The low-temperature molten Na3AlF6–K3AlF6–AlF3 salts were evaluated in order to perform the electrochemical reduction of vanadium sesquioxide. By using cyclic voltammetry and constant potential electrolysis, the cathodic reduction reactions were determined and the promoting effect of oxygen concentration in the electrolyte on the process was proved. A rapid electro-reduction of vanadium sesquioxide was achieved under a constant voltage of 4 V at 850°C, the vanadium metal with an oxygen content of 0.3 mass% was obtained. The corresponding current efficiency was around 60%. The reaction kinetic pathway was systematically investigated by analyzing the phase transformations and microstructure evolutions of the products prepared at different electrolysis durations.
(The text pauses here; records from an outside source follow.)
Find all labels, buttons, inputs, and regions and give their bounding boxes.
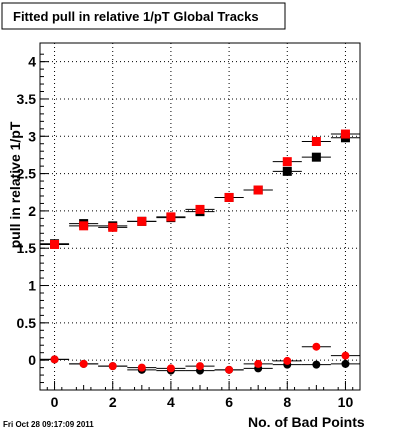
chart-title: Fitted pull in relative 1/pT Global Trac… [13, 9, 259, 24]
y-tick-label: 2.5 [17, 166, 37, 182]
y-tick-label: 1.5 [17, 240, 37, 256]
y-tick-label: 3.5 [17, 91, 37, 107]
x-tick-label: 6 [225, 394, 233, 410]
y-tick-label: 0.5 [17, 315, 37, 331]
data-point-circle [341, 351, 350, 360]
y-tick-label: 4 [28, 54, 36, 70]
data-point-circle [166, 364, 175, 373]
data-point-circle [254, 359, 263, 368]
data-point-square [311, 137, 321, 147]
y-tick-label: 3 [28, 128, 36, 144]
x-tick-label: 4 [167, 394, 175, 410]
series-4 [40, 342, 360, 374]
data-point-square [137, 216, 147, 226]
data-point-circle [50, 355, 59, 364]
x-tick-label: 8 [283, 394, 291, 410]
x-tick-label: 10 [338, 394, 354, 410]
data-point-square [253, 185, 263, 195]
y-axis-title: pull in relative 1/pT [7, 121, 23, 248]
data-point-square [340, 129, 350, 139]
data-point-circle [196, 362, 204, 371]
title-box [1, 2, 286, 30]
data-point-circle [108, 362, 117, 371]
data-point-square [195, 204, 205, 214]
axis-ticks [40, 53, 354, 390]
data-point-square [50, 239, 60, 249]
data-point-square [224, 192, 234, 202]
data-point-square [79, 221, 89, 231]
data-point-circle [312, 360, 321, 369]
data-point-circle [341, 359, 350, 368]
timestamp: Fri Oct 28 09:17:09 2011 [3, 420, 94, 429]
data-point-circle [283, 356, 292, 365]
tick-labels: 0 2 4 6 8 10 0 0.5 1 1.5 2 2.5 3 3.5 4 [17, 54, 354, 410]
data-point-square [166, 212, 176, 222]
data-point-square [282, 166, 292, 176]
data-point-square [282, 157, 292, 167]
x-tick-label: 0 [51, 394, 59, 410]
data-point-circle [79, 359, 88, 368]
data-point-square [108, 222, 118, 232]
data-point-square [311, 152, 321, 162]
x-tick-label: 2 [109, 394, 117, 410]
x-axis-title: No. of Bad Points [248, 414, 365, 430]
y-tick-label: 1 [28, 278, 36, 294]
data-point-circle [137, 363, 146, 372]
data-series [40, 129, 360, 375]
y-tick-label: 0 [28, 352, 36, 368]
series-2 [40, 129, 360, 249]
data-point-circle [312, 342, 321, 351]
y-tick-label: 2 [28, 203, 36, 219]
data-point-circle [225, 365, 234, 374]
The reduction mechanism was concluded to start by the direct electro-reduction of V2O3 accompanied with the implantation of aluminium ions to form AlV2O4 intermediate, which was then reduced to vanadium directly through aluminothermic reduction, with aluminium reductant being generated from the electrodeposition reaction. Additionally, by using the low-temperature fluoride salts as the electrolyte, the formed AlV2O4 showed a porous structure composed of small and uniform intermediate particles, which was obviously different from the observations in traditional molten Na3AlF6 salt. This structure could provide more active sites for the reduction reaction and shorten the diffusion path for O2− ion in the solid phase. The possible microstructure transformation mechanisms were also discussed.